İslam'ın temel düsturu; "La İlâhe İllallah" cümlesinin içeriğindedir. Tek yetke O'dur, tek ilah, tek hüküm sahibi, tek yaratıcı, tek nihaî merci, tek Rab, Saltanat ve Hakimiyet sadece Allah'a aittir.

La İlahe: Hiçbir ilah yoktur. İlah: Kendisine tapılan, rızık veren, boyun eğilen, ram olunan manasınadır. İllallah: "Sadece Allah vardır." İlla kelimesi bir edat olup hüküm cümlesindeki tek istisnayı belirtmek için kullanılır.

Muhammedün Rasulullah: Muhammed, Allah'ın Rasulüdür. Bu ikisi birbirinden ayrılamaz. "Rasulullah size ne getirdiyse onu alınız, kabul ediniz.
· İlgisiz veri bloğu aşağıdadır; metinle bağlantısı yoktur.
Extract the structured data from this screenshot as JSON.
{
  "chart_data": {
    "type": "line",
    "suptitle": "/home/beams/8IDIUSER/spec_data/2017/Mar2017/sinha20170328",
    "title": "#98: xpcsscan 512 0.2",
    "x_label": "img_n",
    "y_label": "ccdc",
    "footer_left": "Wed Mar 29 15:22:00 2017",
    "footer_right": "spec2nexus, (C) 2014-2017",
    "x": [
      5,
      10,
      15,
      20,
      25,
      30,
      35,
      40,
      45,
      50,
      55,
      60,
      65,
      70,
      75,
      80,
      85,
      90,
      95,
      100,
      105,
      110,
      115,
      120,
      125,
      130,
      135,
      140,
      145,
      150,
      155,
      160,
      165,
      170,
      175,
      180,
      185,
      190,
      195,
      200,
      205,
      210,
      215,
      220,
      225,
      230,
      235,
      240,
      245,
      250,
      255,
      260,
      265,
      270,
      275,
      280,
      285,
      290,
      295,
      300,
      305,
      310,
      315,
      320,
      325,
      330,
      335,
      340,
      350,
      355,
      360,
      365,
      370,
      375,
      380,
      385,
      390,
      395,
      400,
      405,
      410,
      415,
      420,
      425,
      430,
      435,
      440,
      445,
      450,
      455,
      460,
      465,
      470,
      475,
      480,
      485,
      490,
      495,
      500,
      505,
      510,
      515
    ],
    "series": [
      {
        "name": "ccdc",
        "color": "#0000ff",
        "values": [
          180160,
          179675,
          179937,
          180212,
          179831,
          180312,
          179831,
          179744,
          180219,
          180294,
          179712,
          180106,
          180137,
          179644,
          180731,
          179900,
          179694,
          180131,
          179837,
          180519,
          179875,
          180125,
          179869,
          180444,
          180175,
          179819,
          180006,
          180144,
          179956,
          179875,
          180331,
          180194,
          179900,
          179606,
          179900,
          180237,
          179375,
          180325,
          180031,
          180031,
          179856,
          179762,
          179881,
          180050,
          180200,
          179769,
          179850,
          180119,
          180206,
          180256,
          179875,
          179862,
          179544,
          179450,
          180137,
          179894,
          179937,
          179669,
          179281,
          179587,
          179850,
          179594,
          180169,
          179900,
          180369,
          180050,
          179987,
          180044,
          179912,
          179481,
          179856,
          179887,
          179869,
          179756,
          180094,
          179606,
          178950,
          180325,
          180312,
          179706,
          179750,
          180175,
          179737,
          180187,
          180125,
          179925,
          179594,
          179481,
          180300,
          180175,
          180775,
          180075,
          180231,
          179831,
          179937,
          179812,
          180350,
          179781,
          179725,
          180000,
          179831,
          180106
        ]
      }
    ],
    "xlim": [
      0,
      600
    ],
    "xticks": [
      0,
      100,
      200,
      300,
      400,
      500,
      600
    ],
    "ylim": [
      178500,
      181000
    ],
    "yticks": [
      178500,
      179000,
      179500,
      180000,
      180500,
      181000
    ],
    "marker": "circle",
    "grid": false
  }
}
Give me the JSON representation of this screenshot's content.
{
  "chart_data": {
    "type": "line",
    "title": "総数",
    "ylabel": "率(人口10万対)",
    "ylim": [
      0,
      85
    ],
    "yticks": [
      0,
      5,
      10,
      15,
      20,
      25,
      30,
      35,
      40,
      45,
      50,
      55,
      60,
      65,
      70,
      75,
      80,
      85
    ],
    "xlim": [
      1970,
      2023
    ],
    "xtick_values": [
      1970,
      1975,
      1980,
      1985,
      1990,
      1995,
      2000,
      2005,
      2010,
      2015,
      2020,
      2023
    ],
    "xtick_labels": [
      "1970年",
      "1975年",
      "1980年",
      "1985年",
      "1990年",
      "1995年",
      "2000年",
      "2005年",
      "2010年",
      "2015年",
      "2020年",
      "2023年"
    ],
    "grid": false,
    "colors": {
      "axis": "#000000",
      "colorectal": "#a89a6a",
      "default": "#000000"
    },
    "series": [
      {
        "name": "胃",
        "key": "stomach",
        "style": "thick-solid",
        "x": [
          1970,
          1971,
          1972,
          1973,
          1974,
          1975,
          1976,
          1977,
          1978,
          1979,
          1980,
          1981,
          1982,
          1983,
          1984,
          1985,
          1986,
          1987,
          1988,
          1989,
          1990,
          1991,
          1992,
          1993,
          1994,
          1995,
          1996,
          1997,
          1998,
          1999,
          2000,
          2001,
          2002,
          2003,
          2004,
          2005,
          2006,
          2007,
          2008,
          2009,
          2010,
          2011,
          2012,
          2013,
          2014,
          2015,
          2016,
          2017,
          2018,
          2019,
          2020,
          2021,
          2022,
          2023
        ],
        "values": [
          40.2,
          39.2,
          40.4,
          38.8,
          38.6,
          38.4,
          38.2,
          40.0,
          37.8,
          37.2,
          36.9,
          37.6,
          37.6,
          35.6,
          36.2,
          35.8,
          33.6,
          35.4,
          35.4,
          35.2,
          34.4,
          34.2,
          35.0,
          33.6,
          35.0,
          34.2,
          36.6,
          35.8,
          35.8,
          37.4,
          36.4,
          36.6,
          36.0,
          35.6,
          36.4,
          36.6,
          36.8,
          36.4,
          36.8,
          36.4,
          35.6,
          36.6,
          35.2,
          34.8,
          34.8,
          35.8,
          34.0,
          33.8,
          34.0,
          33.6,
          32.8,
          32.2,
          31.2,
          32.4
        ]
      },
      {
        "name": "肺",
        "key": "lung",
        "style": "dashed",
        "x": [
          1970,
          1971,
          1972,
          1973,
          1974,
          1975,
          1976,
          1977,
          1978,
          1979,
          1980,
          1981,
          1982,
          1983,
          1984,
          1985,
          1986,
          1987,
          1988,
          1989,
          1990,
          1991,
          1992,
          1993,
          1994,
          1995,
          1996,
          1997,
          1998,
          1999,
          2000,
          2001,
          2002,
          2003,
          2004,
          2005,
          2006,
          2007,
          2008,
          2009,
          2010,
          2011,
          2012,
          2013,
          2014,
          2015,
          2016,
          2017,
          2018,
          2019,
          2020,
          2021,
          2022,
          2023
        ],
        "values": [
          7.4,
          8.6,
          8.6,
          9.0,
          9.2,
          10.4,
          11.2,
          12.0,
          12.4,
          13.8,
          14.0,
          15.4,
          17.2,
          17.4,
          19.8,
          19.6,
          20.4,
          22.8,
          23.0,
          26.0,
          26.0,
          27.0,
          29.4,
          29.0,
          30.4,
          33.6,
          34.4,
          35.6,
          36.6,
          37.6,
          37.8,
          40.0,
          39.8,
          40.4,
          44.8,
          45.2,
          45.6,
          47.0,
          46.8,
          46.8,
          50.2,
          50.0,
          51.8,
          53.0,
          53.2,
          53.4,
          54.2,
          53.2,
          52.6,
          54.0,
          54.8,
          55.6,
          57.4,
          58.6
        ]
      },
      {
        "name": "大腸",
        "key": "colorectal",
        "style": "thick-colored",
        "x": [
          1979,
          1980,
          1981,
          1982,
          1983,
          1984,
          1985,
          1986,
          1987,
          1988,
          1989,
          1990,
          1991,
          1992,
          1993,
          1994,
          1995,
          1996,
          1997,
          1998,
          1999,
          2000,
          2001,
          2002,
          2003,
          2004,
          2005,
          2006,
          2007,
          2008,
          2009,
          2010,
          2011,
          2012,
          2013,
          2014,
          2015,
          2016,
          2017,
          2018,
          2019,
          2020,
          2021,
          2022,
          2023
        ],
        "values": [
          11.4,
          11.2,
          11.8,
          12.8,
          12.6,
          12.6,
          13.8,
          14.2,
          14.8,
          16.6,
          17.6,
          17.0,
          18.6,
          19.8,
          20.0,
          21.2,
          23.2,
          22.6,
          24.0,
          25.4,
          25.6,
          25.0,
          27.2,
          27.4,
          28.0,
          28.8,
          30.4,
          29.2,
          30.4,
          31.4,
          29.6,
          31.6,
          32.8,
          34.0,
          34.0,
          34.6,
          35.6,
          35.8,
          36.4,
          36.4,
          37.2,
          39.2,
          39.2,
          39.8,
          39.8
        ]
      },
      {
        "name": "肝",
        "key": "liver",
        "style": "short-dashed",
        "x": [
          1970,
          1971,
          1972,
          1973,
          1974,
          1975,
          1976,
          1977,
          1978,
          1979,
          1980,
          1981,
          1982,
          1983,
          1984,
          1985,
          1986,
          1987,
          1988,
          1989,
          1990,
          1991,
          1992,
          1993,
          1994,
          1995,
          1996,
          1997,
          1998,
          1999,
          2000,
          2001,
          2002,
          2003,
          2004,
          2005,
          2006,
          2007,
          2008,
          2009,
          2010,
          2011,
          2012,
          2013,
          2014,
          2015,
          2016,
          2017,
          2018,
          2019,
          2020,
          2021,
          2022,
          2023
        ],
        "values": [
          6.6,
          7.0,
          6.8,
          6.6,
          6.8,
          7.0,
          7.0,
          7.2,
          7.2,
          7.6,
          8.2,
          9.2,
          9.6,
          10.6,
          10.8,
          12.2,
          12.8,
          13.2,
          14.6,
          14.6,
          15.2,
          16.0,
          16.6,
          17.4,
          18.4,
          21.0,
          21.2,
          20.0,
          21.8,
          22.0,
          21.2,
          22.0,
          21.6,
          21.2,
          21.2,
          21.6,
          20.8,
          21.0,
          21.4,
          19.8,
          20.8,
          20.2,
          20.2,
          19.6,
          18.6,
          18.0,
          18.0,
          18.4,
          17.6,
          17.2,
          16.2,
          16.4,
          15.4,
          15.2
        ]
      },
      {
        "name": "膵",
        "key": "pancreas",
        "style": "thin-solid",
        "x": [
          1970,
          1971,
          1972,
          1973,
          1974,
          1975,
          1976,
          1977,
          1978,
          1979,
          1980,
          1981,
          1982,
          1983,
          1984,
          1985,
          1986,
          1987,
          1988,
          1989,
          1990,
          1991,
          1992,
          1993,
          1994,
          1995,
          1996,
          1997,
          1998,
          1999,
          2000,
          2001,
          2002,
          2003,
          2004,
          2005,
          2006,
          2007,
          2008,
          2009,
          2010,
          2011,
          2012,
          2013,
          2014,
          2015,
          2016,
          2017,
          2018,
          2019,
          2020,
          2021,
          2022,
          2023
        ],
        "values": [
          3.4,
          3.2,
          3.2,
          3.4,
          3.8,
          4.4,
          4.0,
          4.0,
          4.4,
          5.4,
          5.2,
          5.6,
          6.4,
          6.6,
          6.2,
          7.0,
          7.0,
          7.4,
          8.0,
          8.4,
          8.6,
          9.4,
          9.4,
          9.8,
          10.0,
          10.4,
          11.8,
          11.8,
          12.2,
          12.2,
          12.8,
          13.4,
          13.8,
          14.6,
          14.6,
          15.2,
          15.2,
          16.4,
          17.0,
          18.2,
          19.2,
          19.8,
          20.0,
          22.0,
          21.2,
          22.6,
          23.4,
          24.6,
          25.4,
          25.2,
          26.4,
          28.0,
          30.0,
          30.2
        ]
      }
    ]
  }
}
Size neyi de yasaklıyorsa, onu yapmaktan vazgeçiniz" (Haşr, 59/7)

Bu söz, bir kabul ve teslimiyettir. Sadece vicdanda saklı tutulacak fantastik
veya sıradan mistik bir duygu durumu değildir. Bu sözü inanarak söyleyenin ve benimseyenin kişisel hayatını zabt u rapt altına alır, hayata çeki düzen verir, sınırsız özgürlük gibi saçma bir rüyadan insanı uyandırır.

Dikkat ettiniz mi bilmem, Kuran, ateizmden söz etmez bile, yani bir Allah'a inanmamakla pek de ilgilenmez, Kuran'ın temel rükünleri arasında ateizm yani mutlak inançsızlık yoktur, Şirk vardır, vahdet karşıtlığı vardır, birden fazla ilahlar edinmek vardır. Kuran, karşısına Şirk'i alır. Şirk denince bugün kafalarda canlanan resim aslında eksik. Yani şirk veya müşrik deyince çoğunluk 6.7. yüzyıllarda taştan,ağaçtan yapılmış heykellerin önünde eğilip kalkan putperestleri anlıyor. Halbuki "Şirk" kavramı çok daha geniş bir kavram. İnsan Allah'a sadece bir heykelle değil, makam-mevki-malayani hırs-hubb-u câh denilen aşırı dünya sevgisi,
şehvet düşkünlüğü-kapital çılgınlığı, güç-iktidar hırsı vs. gibi şeylerle de Allah'a ortak koşulur. En basit örneklendirmeyle İslam'da "riya" şirk-i hafî (Gizli Şirk) sayılmıştır.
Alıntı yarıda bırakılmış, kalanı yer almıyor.